In view of his lack of public performance, before the folk-song revival "discovered" him in the 1970s, it is not surprising that Walter Pardon was overlooked during the major folksong recording scheme undertaken by the BBC in the early 1950s. Pardon did not write in to the BBC about his songs as other singers did at the time. It was as if he was waiting to be "discovered". Even earlier, in the 1930s, the composer E.J. Moeran had recorded Harry Cox and other Norfolk singers in Catfield, just a few miles away from North Walsham, but he missed Walter Pardon.

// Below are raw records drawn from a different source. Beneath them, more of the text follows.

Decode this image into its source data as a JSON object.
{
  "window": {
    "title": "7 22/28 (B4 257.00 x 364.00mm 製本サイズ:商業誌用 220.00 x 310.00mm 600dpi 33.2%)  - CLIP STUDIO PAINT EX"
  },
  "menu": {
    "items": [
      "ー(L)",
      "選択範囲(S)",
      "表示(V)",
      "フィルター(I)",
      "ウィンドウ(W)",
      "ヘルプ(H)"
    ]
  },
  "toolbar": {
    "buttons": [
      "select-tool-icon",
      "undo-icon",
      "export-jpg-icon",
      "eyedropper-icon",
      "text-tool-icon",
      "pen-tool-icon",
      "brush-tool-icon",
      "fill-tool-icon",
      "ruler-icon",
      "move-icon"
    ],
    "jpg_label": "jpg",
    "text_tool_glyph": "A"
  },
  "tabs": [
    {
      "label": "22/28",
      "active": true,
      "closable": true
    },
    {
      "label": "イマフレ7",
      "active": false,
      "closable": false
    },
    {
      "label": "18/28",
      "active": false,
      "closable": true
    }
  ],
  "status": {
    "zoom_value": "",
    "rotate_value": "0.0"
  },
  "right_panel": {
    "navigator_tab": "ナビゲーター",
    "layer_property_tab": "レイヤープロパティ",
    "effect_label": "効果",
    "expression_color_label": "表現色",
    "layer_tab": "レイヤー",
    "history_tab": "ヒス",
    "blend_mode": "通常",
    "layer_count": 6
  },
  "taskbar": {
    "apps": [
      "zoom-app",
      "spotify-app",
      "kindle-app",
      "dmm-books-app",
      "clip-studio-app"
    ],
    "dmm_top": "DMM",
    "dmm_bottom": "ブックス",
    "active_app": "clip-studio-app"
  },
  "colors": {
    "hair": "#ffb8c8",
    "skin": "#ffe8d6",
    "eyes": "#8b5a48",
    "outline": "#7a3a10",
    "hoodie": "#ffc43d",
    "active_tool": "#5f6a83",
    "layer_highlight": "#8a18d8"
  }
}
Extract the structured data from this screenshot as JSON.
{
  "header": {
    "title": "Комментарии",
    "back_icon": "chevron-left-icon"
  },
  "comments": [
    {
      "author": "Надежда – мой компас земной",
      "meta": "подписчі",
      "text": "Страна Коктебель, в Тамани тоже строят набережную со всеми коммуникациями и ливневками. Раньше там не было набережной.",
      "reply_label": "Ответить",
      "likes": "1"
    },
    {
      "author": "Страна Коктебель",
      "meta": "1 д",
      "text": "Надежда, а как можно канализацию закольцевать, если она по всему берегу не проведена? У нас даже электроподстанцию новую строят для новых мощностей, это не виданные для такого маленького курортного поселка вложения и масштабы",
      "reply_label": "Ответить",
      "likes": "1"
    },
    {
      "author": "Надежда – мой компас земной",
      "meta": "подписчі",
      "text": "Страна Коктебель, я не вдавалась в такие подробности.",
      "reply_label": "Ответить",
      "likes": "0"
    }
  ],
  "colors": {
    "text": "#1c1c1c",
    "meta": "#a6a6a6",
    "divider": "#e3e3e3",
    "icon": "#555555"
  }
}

In total, five albums of Walter Pardon's songs were released, and his full repertoire was recorded by the folksong researchers Mike Yates, Jim Carroll and Pat MacKenzie. One of the albums, Bright Golden Store, was released to coincide with the award to Pardon of the Gold Badge of the English Folk Dance and Song Society in 1983. The other albums were A Country Life (1982) on the prestigious Topic label, and Up to the Rigs, a live recording at a folk club in Torquay issued on Sam Richards's People's Stages label in 1987. Pardon was also filmed by the American film-maker John Cohen in 1983, in a documentary called The Ballad and the Source.

Walter Pardon's style of singing reflected his personality - he was a sensitive, private man, whose impersonal singing let the song speak for itself. A.L. Lloyd wrote that he "had a fine feeling for the sense of the words and deep musicality", and described Pardon as "the pick of the bunch".

Walter Pardon, folk singer: born Knapton, Norfolk 4 March 1914; died 9 June 1996.